The decision before President Preckwinkle and Judge Evans is not merely a fiscal one. It is one that directly impacts the security of our community and the administration of justice against those who would threaten it. I urge them to work together, with our community, and with the greater Lake View area to determine an alternative solution which would allow these courtrooms to remain in operation.

Michael J. Zink, president, East Lake View Neighbors

Buck stops where?

Tina Sfondeles’ story in “The hardest working paper in America” was an eye-opener (“Rauner task force urges rebuilding of Quincy vet home, email suggests blame shift” — May 1). Her reporting on the blame game associated with the deadly outbreak of legionella pneumonia at the Illinois Veterans Home made me nostalgic. Nostalgic for a time when the buck stopped somewhere.

Don Anderson, Oak Park

No honor for Trump

The concept of awarding a Nobel Peace Prize to Donald J. Trump makes my head spin. To review, this is a man who wants to upgrade and expand our already massive arsenal of deadly weapons.
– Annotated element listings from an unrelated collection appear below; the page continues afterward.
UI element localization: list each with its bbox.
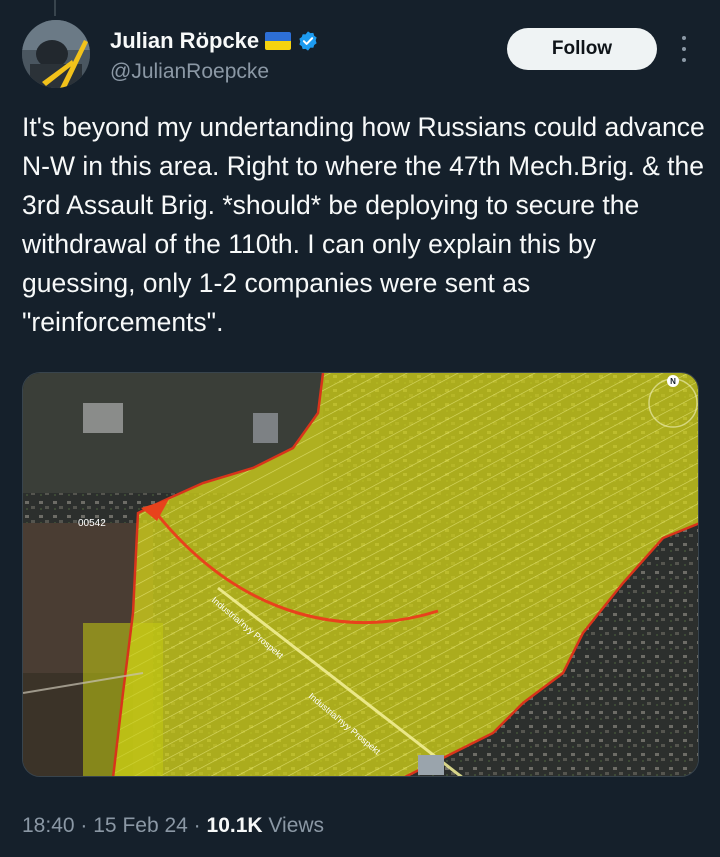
meta-separator: · (193, 814, 201, 837)
author-names: Julian Röpcke @JulianRoepcke (110, 28, 319, 84)
display-name[interactable]: Julian Röpcke (110, 28, 259, 54)
avatar[interactable] (22, 20, 90, 88)
thread-line (54, 0, 56, 16)
map-image: N 00542 Industrial'nyy Prospekt Industri… (23, 373, 698, 776)
tweet-media[interactable]: N 00542 Industrial'nyy Prospekt Industri… (22, 372, 699, 777)
tweet-header: Julian Röpcke @JulianRoepcke Follow (22, 20, 698, 90)
handle[interactable]: @JulianRoepcke (110, 60, 319, 84)
avatar-image (22, 20, 90, 88)
more-options-icon[interactable] (674, 36, 694, 62)
north-marker-label: N (670, 377, 676, 386)
display-name-row: Julian Röpcke (110, 28, 319, 54)
views-label: Views (268, 814, 325, 837)
meta-separator: · (80, 814, 88, 837)
road-code-label: 00542 (78, 518, 106, 529)
follow-button[interactable]: Follow (507, 28, 657, 70)
views-count[interactable]: 10.1K (207, 814, 263, 837)
tweet-date[interactable]: 15 Feb 24 (93, 814, 188, 837)
tweet-text: It's beyond my undertanding how Russians… (22, 112, 705, 337)
verified-badge-icon (299, 31, 317, 51)
tweet-time[interactable]: 18:40 (22, 814, 75, 837)
tweet-meta: 18:40 · 15 Feb 24 · 10.1K Views (22, 814, 324, 838)
ukraine-flag-icon (265, 32, 292, 50)
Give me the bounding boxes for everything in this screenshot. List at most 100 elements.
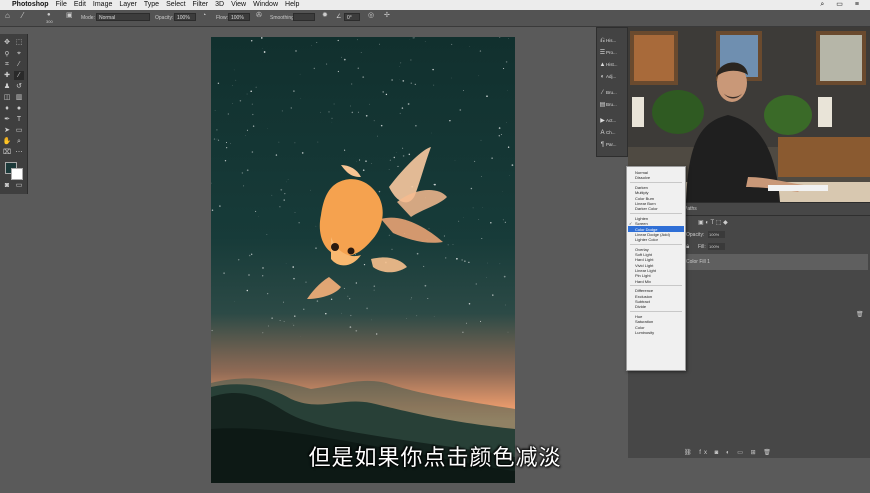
lasso-tool-icon[interactable]: ϙ (2, 49, 12, 58)
menu-filter[interactable]: Filter (193, 0, 209, 10)
history-panel-tab[interactable]: ⎌His... (599, 36, 625, 46)
menu-type[interactable]: Type (144, 0, 159, 10)
blend-mode-option[interactable]: Linear Dodge (Add) (635, 232, 670, 237)
brushes-panel-tab[interactable]: ⁄ Bru... (599, 88, 625, 98)
brush-tool-icon[interactable]: ⁄ (14, 71, 24, 80)
pressure-opacity-icon[interactable]: ◔ (202, 12, 206, 20)
type-tool-icon[interactable]: T (14, 115, 24, 124)
menu-app-name[interactable]: Photoshop (12, 0, 49, 10)
shape-tool-icon[interactable]: ▭ (14, 126, 24, 135)
blend-mode-option[interactable]: Pin Light (635, 273, 651, 278)
eyedropper-tool-icon[interactable]: ⁄ (14, 60, 24, 69)
layer-opacity-field[interactable]: 100% (708, 231, 725, 238)
brush-panel-icon[interactable]: ▣ (66, 12, 73, 20)
gradient-tool-icon[interactable]: ▥ (14, 93, 24, 102)
eraser-tool-icon[interactable]: ◫ (2, 93, 12, 102)
pen-tool-icon[interactable]: ✒ (2, 115, 12, 124)
video-subtitle: 但是如果你点击颜色减淡 (308, 446, 562, 471)
angle-field[interactable]: 0° (344, 13, 360, 21)
document-canvas[interactable] (211, 37, 515, 483)
quick-select-tool-icon[interactable]: ⌖ (14, 49, 24, 58)
opacity-field[interactable]: 100% (174, 13, 196, 21)
paragraph-icon: ¶ (600, 142, 605, 148)
blend-mode-option[interactable]: Vivid Light (635, 263, 653, 268)
menu-3d[interactable]: 3D (215, 0, 224, 10)
blend-mode-option[interactable]: Darken (635, 185, 648, 190)
dodge-tool-icon[interactable]: ● (14, 104, 24, 113)
blend-mode-option[interactable]: Soft Light (635, 252, 652, 257)
layer-filter-icons[interactable]: ▣ ◐ T ⬚ ◆ (698, 219, 728, 226)
menu-help[interactable]: Help (285, 0, 299, 10)
layer-row-color-fill[interactable]: Color Fill 1 (684, 254, 868, 270)
background-color-swatch[interactable] (11, 168, 23, 180)
brush-icon: ⁄ (601, 90, 603, 96)
symmetry-icon[interactable]: ✢ (384, 12, 390, 20)
zoom-tool-icon[interactable]: ⌕ (14, 137, 24, 146)
blend-mode-option[interactable]: Darker Color (635, 206, 658, 211)
menu-file[interactable]: File (56, 0, 67, 10)
flow-field[interactable]: 100% (228, 13, 250, 21)
blend-mode-option[interactable]: Color Burn (635, 196, 654, 201)
blend-mode-option[interactable]: Multiply (635, 190, 649, 195)
home-icon[interactable]: ⌂ (5, 12, 10, 20)
blend-mode-option[interactable]: Luminosity (635, 330, 654, 335)
blend-mode-option[interactable]: Lighten (635, 216, 648, 221)
blend-mode-option[interactable]: Hard Light (635, 257, 653, 262)
airbrush-icon[interactable]: ✇ (256, 12, 262, 20)
blend-mode-option[interactable]: Subtract (635, 299, 650, 304)
blend-mode-option[interactable]: Normal (635, 170, 648, 175)
blur-tool-icon[interactable]: ♦ (2, 104, 12, 113)
blend-mode-option[interactable]: Dissolve (635, 175, 650, 180)
blend-mode-option[interactable]: Divide (635, 304, 646, 309)
menu-edit[interactable]: Edit (74, 0, 86, 10)
crop-tool-icon[interactable]: ⌗ (2, 60, 12, 69)
smoothing-field[interactable] (293, 13, 315, 21)
list-icon[interactable]: ≡ (855, 0, 859, 10)
search-icon[interactable]: ⌕ (820, 0, 824, 10)
screen-mode-icon[interactable]: ▭ (14, 181, 24, 190)
window-tile-icon[interactable]: ▭ (836, 0, 843, 10)
history-brush-tool-icon[interactable]: ↺ (14, 82, 24, 91)
paragraph-panel-tab[interactable]: ¶ Par... (599, 140, 625, 150)
blend-mode-option[interactable]: Color Dodge (635, 227, 657, 232)
blend-mode-option[interactable]: Linear Burn (635, 201, 656, 206)
mode-select[interactable]: Normal (96, 13, 150, 21)
blend-mode-option[interactable]: Difference (635, 288, 653, 293)
brush-settings-panel-tab[interactable]: ▤Bru... (599, 100, 625, 110)
actions-panel-tab[interactable]: ▶Act... (599, 116, 625, 126)
quick-mask-icon[interactable]: ◙ (2, 181, 12, 190)
blend-mode-option[interactable]: Linear Light (635, 268, 656, 273)
settings-gear-icon[interactable]: ✹ (322, 12, 328, 20)
brush-preset-dot-icon[interactable]: ● (47, 11, 51, 19)
edit-toolbar-icon[interactable]: ⌧ (2, 148, 12, 157)
menu-select[interactable]: Select (166, 0, 185, 10)
hand-tool-icon[interactable]: ✋ (2, 137, 12, 146)
menu-window[interactable]: Window (253, 0, 278, 10)
blend-mode-option[interactable]: Hard Mix (635, 279, 651, 284)
blend-mode-dropdown[interactable]: Normal Dissolve Darken Multiply Color Burn Li… (626, 166, 686, 371)
histogram-panel-tab[interactable]: ▲Hist... (599, 60, 625, 70)
more-tools-icon[interactable]: ⋯ (14, 148, 24, 157)
blend-mode-option[interactable]: Color (635, 325, 645, 330)
adjustments-panel-tab[interactable]: ◐ Adj... (599, 72, 625, 82)
blend-mode-option[interactable]: Hue (635, 314, 642, 319)
path-select-tool-icon[interactable]: ➤ (2, 126, 12, 135)
brush-tool-icon[interactable]: ⁄ (22, 12, 23, 20)
menu-layer[interactable]: Layer (119, 0, 137, 10)
character-panel-tab[interactable]: A Ch... (599, 128, 625, 138)
blend-mode-option[interactable]: Exclusion (635, 294, 652, 299)
blend-mode-option[interactable]: Saturation (635, 319, 653, 324)
blend-mode-option[interactable]: Lighter Color (635, 237, 658, 242)
stamp-tool-icon[interactable]: ♟ (2, 82, 12, 91)
trash-icon[interactable]: 🗑︎ (856, 311, 864, 318)
marquee-tool-icon[interactable]: ⬚ (14, 38, 24, 47)
menu-image[interactable]: Image (93, 0, 112, 10)
healing-tool-icon[interactable]: ✚ (2, 71, 12, 80)
move-tool-icon[interactable]: ✥ (2, 38, 12, 47)
layer-fill-field[interactable]: 100% (708, 243, 725, 250)
pressure-size-icon[interactable]: ◎ (368, 12, 374, 20)
menu-view[interactable]: View (231, 0, 246, 10)
lock-icon[interactable]: 🔒︎ (686, 244, 689, 251)
blend-mode-option[interactable]: Overlay (635, 247, 649, 252)
properties-panel-tab[interactable]: ☰Pro... (599, 48, 625, 58)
He’s a world leader who is threatening to blow up the Middle East by blowing up the Iranian nuclear agreement. And by pulling out of the Paris Climate Accord he’s done nothing to safeguard our planet and its inhabitants from an apocalypse far worse than international terrorism.

He doesn’t like NATO, he rails against the United Nations and he cozies up to some of the world’s most diabolical leaders, including Vladimir Putin.

He threatens global economics with the implementation of tariffs and the withdrawal of U.S. participation in trade agreements. What’s more, his anti-immigration policy inarguably smacks of racism and xenophobia.

Now what part of all this sounds like someone worthy of a Nobel Peace Prize?